Furthermore, one would need to explore whether and to what extent these activities, as they are currently pursued, serve, directly and primarily, the public good of healthcare. Are these activities the most effective and efficient ways to promote health, as opposed to other types of social interventions? Is research and innovation, as currently practiced, able to address existing and widespread social, economic and political inequalities, thus making promoting research and innovation the preferred expression of civic or even global solidarity? The latter is particular pertinent as there are many who argue that tackling inequalities in the distribution of power, money and resources, and improving the conditions in which people are born, grow, live, work and age can do more to promote the health of the public rather than investment in research and in data-intensive health technologies like genomics and AI [85, 86, 95].
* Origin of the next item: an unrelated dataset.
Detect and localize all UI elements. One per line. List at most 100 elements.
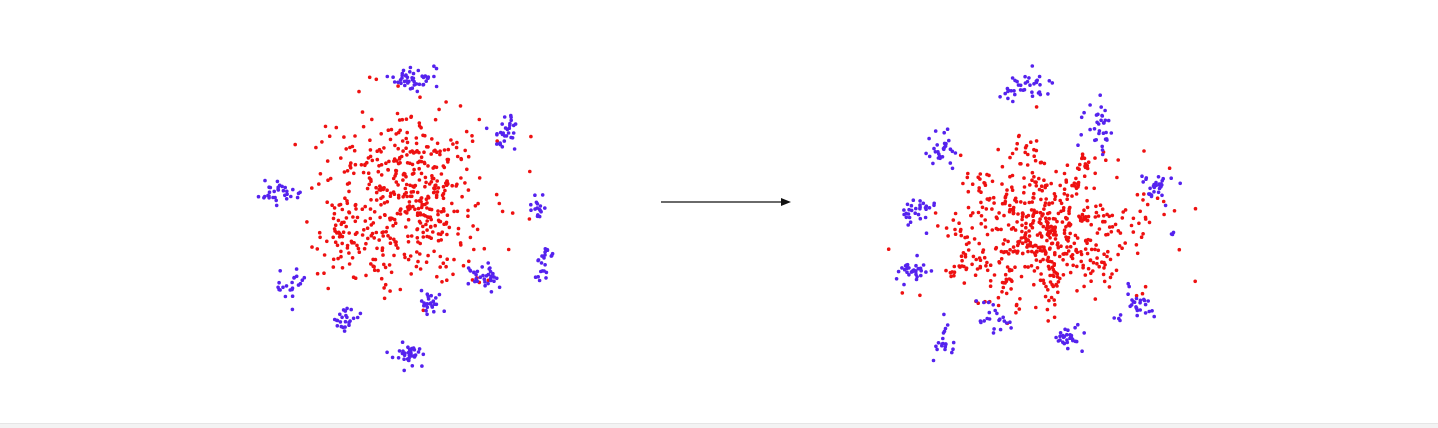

Finally, and once we have a clearer theoretical and empirical understanding of these issues, it would be necessary for an honest and informed public debate to take place to ascertain whether this expansion of the aims served by the NHS should become part of a new social contact. More fundamentally, it needs to be determined through public dialogue, what values should be endorsed and promoted by a public institution like the NHS. Would the public be ready and willing to support the changing character of the NHS and adopt its new role in this relationship? And, most importantly, would it still be able to trust it?

Conclusion

This paper set out to address the question, what is it about sharing NHS data for research and innovation that challenges public trust? In order to do so, it drew from political theory to provide an account of public trust that helps better understand the relationship between the public and the NHS within a democratic context, as well as, the kind of obligations and expectations that govern this relationship. After examining whether the ways in which the NHS is managing patient data along with its collaboration with the private sector fit under this trust-based relationship, it argued that the digitisation of the NHS and the broader ‘health and wealth’ agenda adopted by consecutive UK governments represent a major shift in the institutional character of the NHS. We demonstrate that this shift brings into question the meaning of public good the NHS is expected to provide, hence challenging public trust. In conclusion, the paper argues that in order to address the problem of public trust the following are needed: (a) a theoretical and empirical examination of the benefits but also the costs associated with this shift, (b) an open conversation at a public level to determine what values a public institution like the NHS should promote.